湯気の立ち昇るお茶をすすりながら、フレッドがリオの前に一枚の紙切れを差し出した。
リオは、その紙を横にしたり逆さにしながら、首を傾げる。



「これは呪文か何かなんですか?
僕にはただのいたずら書きにしか見えません。」

その言葉に、フレッドは思わず噴き出した。



「それは、昨晩、あんたが書いたメモだよ。
シューラルフィールについて知ってることを教えてくれって言うから俺が話してやったら、あんたはそれをその紙切れに書いていた。
まだ、その時分はしっかりしてるように見えたんだが、さっきその紙をみつけたらその様だ。
でも、もしかしたら書いた本人には読めるんじゃないかと思ったんだが……やっぱり無理だったか…」

にやにやと薄ら笑いを浮かべるフレッドに、リオは頬を染め俯いた。



「フレッド、あんまりリオをいじめるなよ。
すまないが、もう一度教えてやってくれ。」

「すみません、フレッドさん……」

「おいおい、そんな深刻な顔すんなよ。
本当に俺があんたをいじめてるみたいじゃないか。
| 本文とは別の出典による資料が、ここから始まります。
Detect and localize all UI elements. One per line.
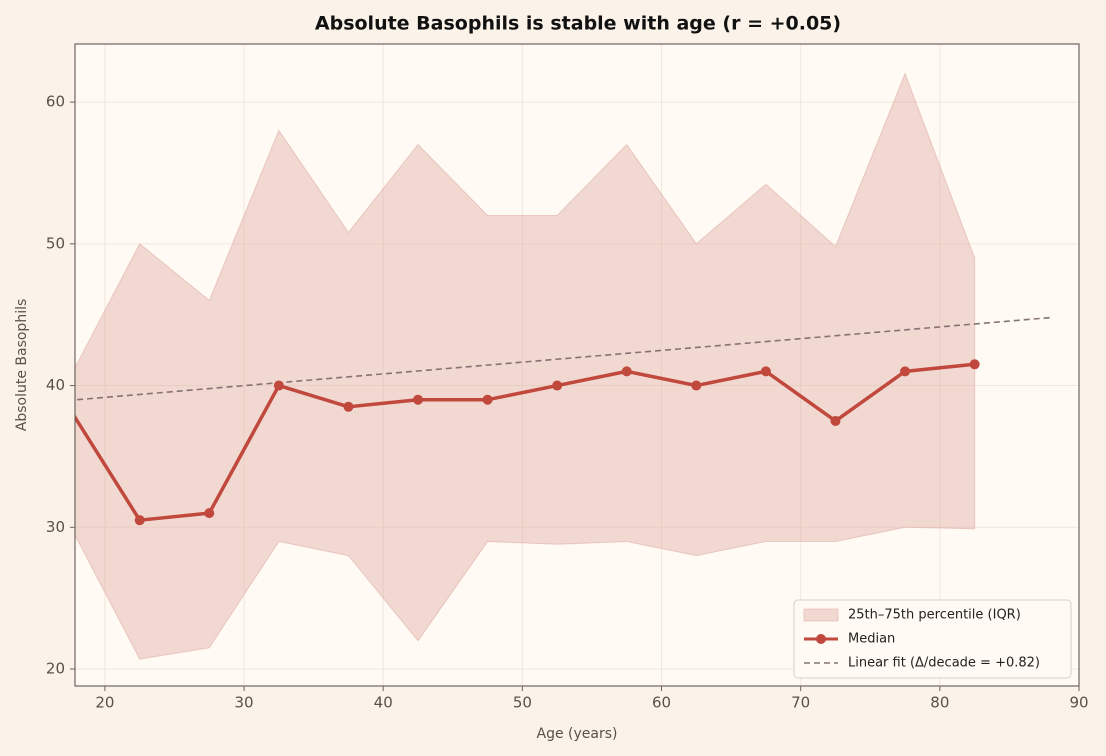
legend-label: Linear fit (Δ/decade = +0.82)	[848, 656, 1040, 671]
iqr-band	[75, 72, 976, 660]
x-tick-label: 20	[95, 694, 114, 712]
x-tick-label: 90	[1069, 694, 1088, 712]
x-tick-label: 40	[374, 694, 393, 712]
median-point	[760, 366, 771, 377]
median-point	[482, 394, 493, 405]
x-tick-label: 30	[235, 694, 254, 712]
y-axis-label: Absolute Basophils	[14, 299, 30, 432]
legend: 25th–75th percentile (IQR) Median Linear f…	[793, 599, 1072, 679]
y-tick-label: 40	[46, 376, 65, 394]
x-axis-label: Age (years)	[537, 726, 618, 742]
x-tick-label: 60	[652, 694, 671, 712]
plot-area	[75, 44, 1079, 686]
median-point	[204, 508, 215, 519]
legend-swatch	[816, 634, 826, 644]
median-point	[969, 359, 980, 370]
median-point	[830, 415, 841, 426]
median-point	[343, 401, 354, 412]
legend-label: Median	[848, 632, 895, 647]
median-point	[691, 380, 702, 391]
median-line	[75, 362, 975, 522]
x-tick-label: 70	[791, 694, 810, 712]
plot-frame	[74, 43, 1080, 687]
median-point	[552, 380, 563, 391]
legend-label: 25th–75th percentile (IQR)	[848, 608, 1021, 623]
x-tick-label: 80	[930, 694, 949, 712]
median-point	[273, 380, 284, 391]
y-tick-label: 60	[46, 93, 65, 111]
plot	[75, 72, 1052, 660]
median-point	[134, 515, 145, 526]
legend-box	[793, 599, 1072, 679]
y-tick-label: 50	[46, 234, 65, 252]
ticks: 20 30 40 50 60 70 80 90 20 30 40 50 60	[46, 93, 1089, 712]
fit-line	[77, 316, 1052, 401]
x-tick-label: 50	[513, 694, 532, 712]
median-point	[413, 394, 424, 405]
legend-swatch	[803, 608, 839, 622]
median-point	[621, 366, 632, 377]
median-point	[900, 366, 911, 377]
y-tick-label: 30	[46, 518, 65, 536]
y-tick-label: 20	[46, 659, 65, 677]
chart-title: Absolute Basophils is stable with age (r…	[315, 13, 841, 35]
」

フレッドはカップのお茶を飲み干すと、シューラルフィールについて話し始めた。
それは、彼女がどれほどの強い魔力を持ち、その上、様々な分野において博識なとても優秀な魔法使いだという話だった。
残念ながら、それは彼女を探す上で手掛かりになるような情報ではなかった。



「彼女の両親も優秀な魔法使いだったらしい。
つまりはエリートなんだ。
俺みたいに半端な魔法使いとは住む世界が違うってことだ。」

「なんだ?やけに自虐的なことを言うんだな。」

ラルフの言葉に、フレッドは俯いて失笑する。



「だって、俺の父親は普通の人間なんだぜ。
しかも、俺の母親だってそれほど強い魔力を持った魔法使いではなかった。
だから、俺もこんな風なんだ。」

「僕、魔法使いのことはほとんど知らないんですけど…
魔力の違いなんてあるんですか?
それに、魔法使いと人間が結婚するってことも…?」

「人間だって身体の丈夫なものもいれば弱いもの、頭の良い奴もいれば馬鹿だっているだろ?
それと同じようなもんさ。
それに、遺伝もある。
その後の勉強や修行、魔力の補充によってもいろいろな変化はあるにはあるが、人間の血が混じってるってことはかなりのハンディであることは間違いない。
どうせなら俺も親父に似て、魔法使いの体質なんてものがすっかりなけりゃあ却って良かったんだけどな…」

そう呟いたフレッドの表情はとても寂しそうなものだった。